HDU 1689 线段树

http://acm.hdu.edu.cn/showproblem.php?pid=1698

Just a Hook
Time Limit: 4000/2000 MS (Java/Others) Memory Limit: 32768/32768 K (Java/Others)
Total Submission(s): 7385 Accepted Submission(s): 3547

Problem Description
In the game of DotA, Pudge’s meat hook is actually the most horrible thing for most of the heroes. The hook is made up of several consecutive metallic sticks which are of the same length.

Now Pudge wants to do some operations on the hook.

Let us number the consecutive metallic sticks of the hook from 1 to N. For each operation, Pudge can change the consecutive metallic sticks, numbered from X to Y, into cupreous sticks, silver sticks or golden sticks.
The total value of the hook is calculated as the sum of values of N metallic sticks. More precisely, the value for each kind of stick is calculated as follows:

For each cupreous stick, the value is 1.
For each silver stick, the value is 2.
For each golden stick, the value is 3.

Pudge wants to know the total value of the hook after performing the operations.
You may consider the original hook is made up of cupreous sticks.

Input
The input consists of several test cases. The first line of the input is the number of the cases. There are no more than 10 cases.
For each case, the first line contains an integer N, 1<=N<=100,000, which is the number of the sticks of Pudge’s meat hook and the second line contains an integer Q, 0<=Q<=100,000, which is the number of the operations.
Next Q lines, each line contains three integers X, Y, 1<=X<=Y<=N, Z, 1<=Z<=3, which defines an operation: change the sticks numbered from X to Y into the metal kind Z, where Z=1 represents the cupreous kind, Z=2 represents the silver kind and Z=3 represents the golden kind.

Output
For each case, print a number in a line representing the total value of the hook after the operations.
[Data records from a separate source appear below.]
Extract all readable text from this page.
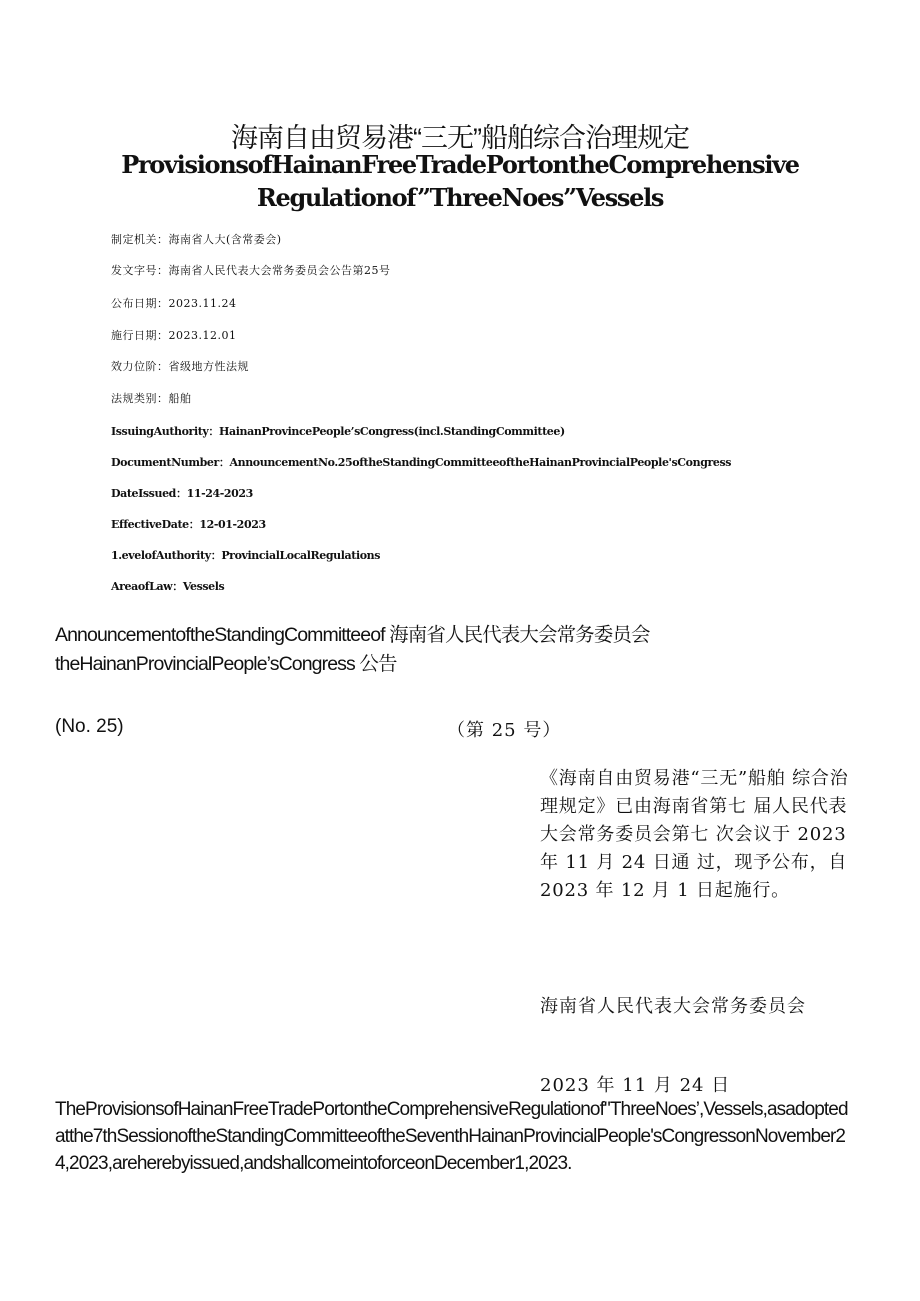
海南自由贸易港“三无”船舶综合治理规定
ProvisionsofHainanFreeTradePortontheComprehensive
Regulationof”ThreeNoes”Vessels
制定机关：海南省人大(含常委会)
发文字号：海南省人民代表大会常务委员会公告第25号
公布日期：2023.11.24
施行日期：2023.12.01
效力位阶：省级地方性法规
法规类别：船舶
IssuingAuthority：HainanProvincePeople’sCongress(incl.StandingCommittee)
DocumentNumber：AnnouncementNo.25oftheStandingCommitteeoftheHainanProvincialPeople'sCongress
DateIssued：11-24-2023
EffectiveDate：12-01-2023
1.evelofAuthority：ProvincialLocalRegulations
AreaofLaw：Vessels
AnnouncementoftheStandingCommitteeof 海南省人民代表大会常务委员会
theHainanProvincialPeople’sCongress 公告
(No. 25)	（第 25 号）
《海南自由贸易港“三无”船舶 综合治理规定》已由海南省第七 届人民代表大会常务委员会第七 次会议于 2023 年 11 月 24 日通 过，现予公布，自 2023 年 12 月 1 日起施行。
海南省人民代表大会常务委员会
2023 年 11 月 24 日
TheProvisionsofHainanFreeTradePortontheComprehensiveRegulationof"ThreeNoes’,Vessels,asadoptedatthe7thSessionoftheStandingCommitteeoftheSeventhHainanProvincialPeople'sCongressonNovember24,2023,areherebyissued,andshallcomeintoforceonDecember1,2023.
Use the format in the example.

Sample Input
1
10
2
1 5 2
5 9 3

Sample Output
Case 1: The total value of the hook is 24. 

  

#include <iostream>
using namespace std;

const int MAX_SIZE=100005;
const int DEFAULT_VALUE=1;

typedef struct
{
    int value;
    int left,right;
}Node;

Node tree[MAX_SIZE*3];        //一般设为3*N，有时要设到4*N 

void Build(int root,int left,int right)
{
    tree[root].left=left;
    tree[root].right=right;
    tree[root].value=DEFAULT_VALUE;
    if(left==right)
        return ;
    int mid=(left+right)/2;
    Build(root*2,left,mid);
    Build(root*2+1,mid+1,right);
}

void Update(int root,int left,int right,int value)
{
    if(tree[root].value==value)
        return ;

    //如果修改的区域一样
    if(tree[root].left==left && tree[root].right==right)
    {
        tree[root].value=value;
        return ;
    }

    // -1表示颜色是杂色，如果修改区域不一样，则先将其子区域
    // 置为父值，对子区域进行操作
    if(tree[root].value!=-1)
    {
        tree[2*root].value=
            tree[root*2+1].value=tree[root].value;
        tree[root].value=-1;    //标记为杂色
    }

    int mid=(tree[root].left+tree[root].right)/2;
    //如果更新区域在右边
    if(left>mid)
        Update(2*root+1,left,right,value);
    //如果更细区域在左边
    else if(right<=mid)
        Update(root*2,left,right,value);
    else
    {
        Update(2*root,left,mid,value);
        Update(2*root+1,mid+1,right,value);
    }
}

//计算总值
int Calculate(int root)
{
    //如果所有的stick的颜色都一样的话
    if(tree[root].value!=-1)
        return (tree[root].right-tree[root].left+1)*tree[root].value;
    else
        return Calculate(root*2)+Calculate(root*2+1);
}


int main()
{
    int cases;
    cin>>cases;
    int count=1;

    while(cases--)
    {
        int stickNumber,updateNumber;

        cin>>stickNumber;
        Build(1,1,stickNumber);

        cin>>updateNumber;

        while(updateNumber--)
        {
            int left,right,value;
            cin>>left>>right>>value;
            Update(1,left,right,value);
        }
        cout<<"Case "<<count++<<": The total value of the hook is "
            <<Calculate(1)<<"."<<endl;
    }
    return 0;
}